H.264 is a powerful video compression standard using advanced spatial and temporal encoding techniques. Compared to the MPEG4 Part 2 standard, H.264 achieves the same visual quality at half of the bitrate.
The coding efficiency of H.264 makes it well suitable for quality- and time-critical video applications such as low-latency video transmission.
This work concentrates on a part of the H.264 coding process that is used in many of these applications - the spatial (Intra) prediction.
This coding tool propagates pixels in a frame for predicting unknown neighbouring pixel regions. H.264 supports multiple propagation patterns which are referred to as coding modes. The challenge of most real-time video encoders is to choose an efficient coding mode in a reasonable amount of time. This process is called coding mode selection (CMS) and involves the computation of all possible coding modes and choosing the best one.
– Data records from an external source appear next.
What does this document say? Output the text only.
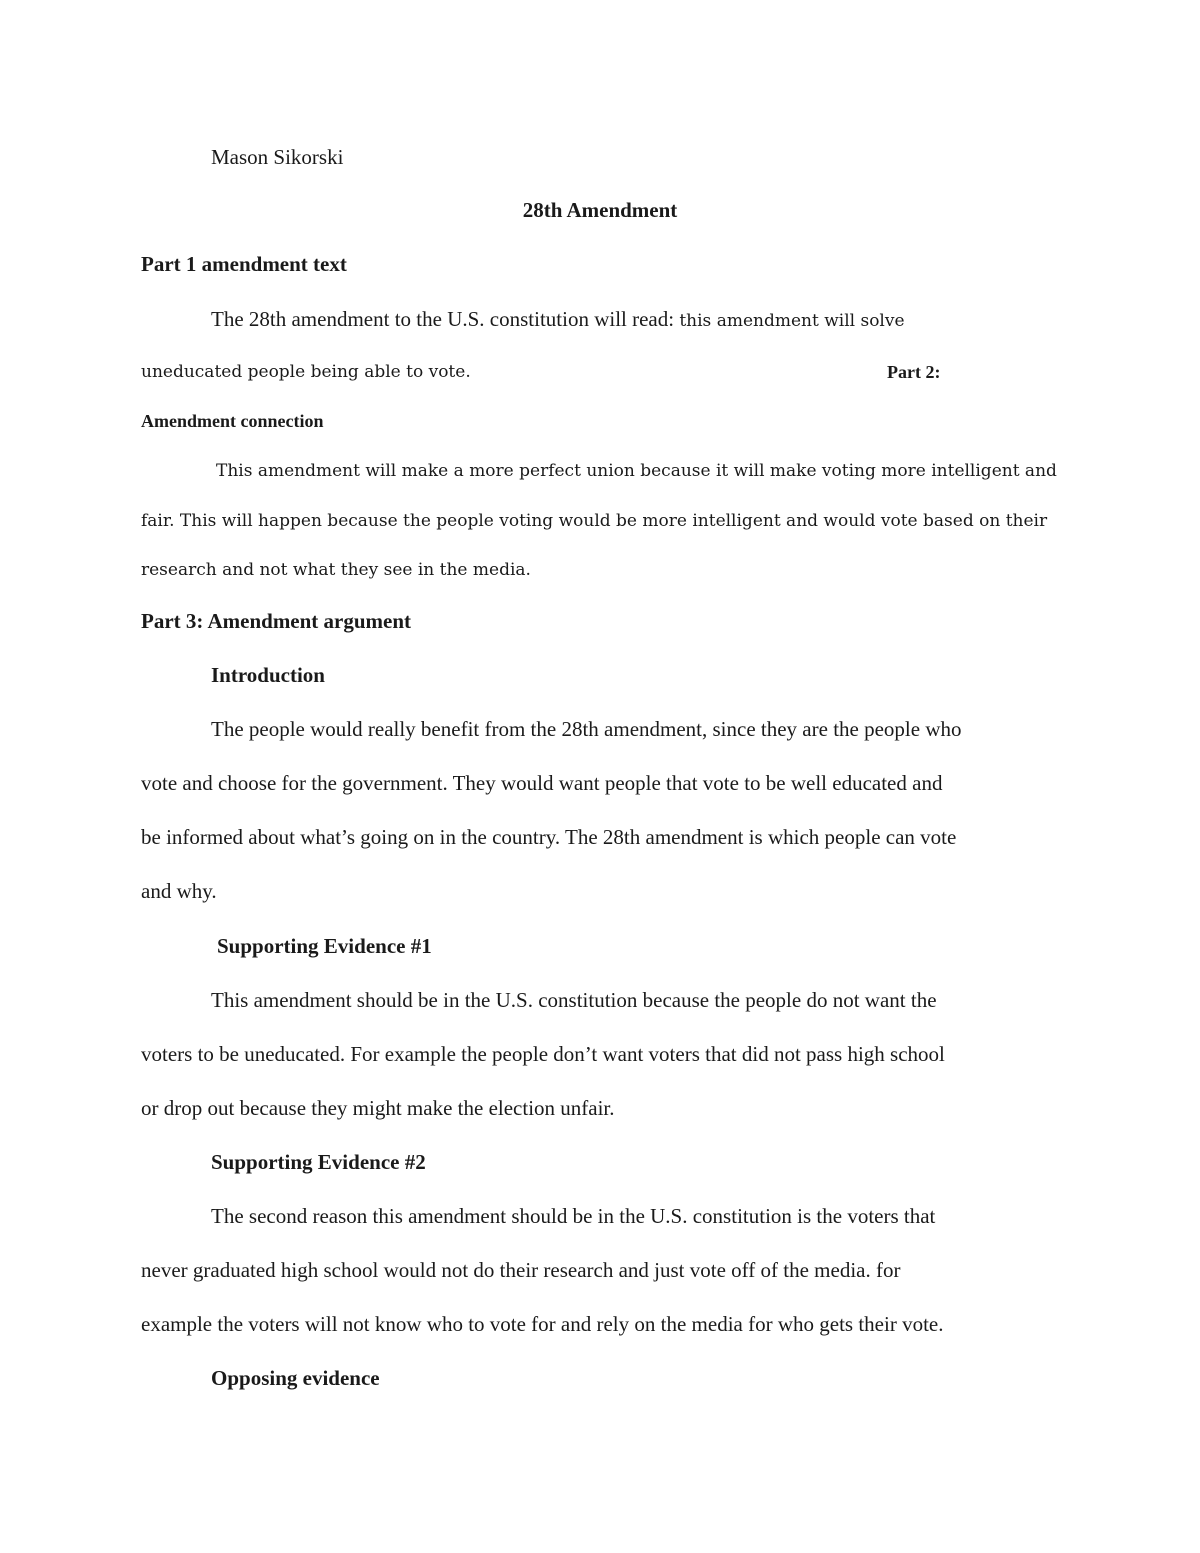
Mason Sikorski
28th Amendment
Part 1 amendment text
The 28th amendment to the U.S. constitution will read: this amendment will solve
uneducated people being able to vote.	Part 2:
Amendment connection
This amendment will make a more perfect union because it will make voting more intelligent and
fair. This will happen because the people voting would be more intelligent and would vote based on their
research and not what they see in the media.
Part 3: Amendment argument
Introduction
The people would really benefit from the 28th amendment, since they are the people who
vote and choose for the government. They would want people that vote to be well educated and
be informed about what’s going on in the country. The 28th amendment is which people can vote
and why.
Supporting Evidence #1
This amendment should be in the U.S. constitution because the people do not want the
voters to be uneducated. For example the people don’t want voters that did not pass high school
or drop out because they might make the election unfair.
Supporting Evidence #2
The second reason this amendment should be in the U.S. constitution is the voters that
never graduated high school would not do their research and just vote off of the media. for
example the voters will not know who to vote for and rely on the media for who gets their vote.
Opposing evidence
In this thesis, we focus on reducing the computational complexity of the CMS. First, we investigate the behaviour of the CMS on a set of test sequences. The impact on the coding efficiency when using only a reduced number of coding modes is analyzed. Second, we develop two methods for speeding up the CMS. Both methods skip the computation of coding modes that are unlikely to improve the coding efficiency.
This results in a significant reduction in the computational complexity of the encoder. For each of the two proposed CMS algorithms, we evaluate the impact on the coding efficiency, the runtime reduction and the quality. We demonstrate that they reduce the computational complexity of the CMS with no signicant degradation of the bitrate and quality.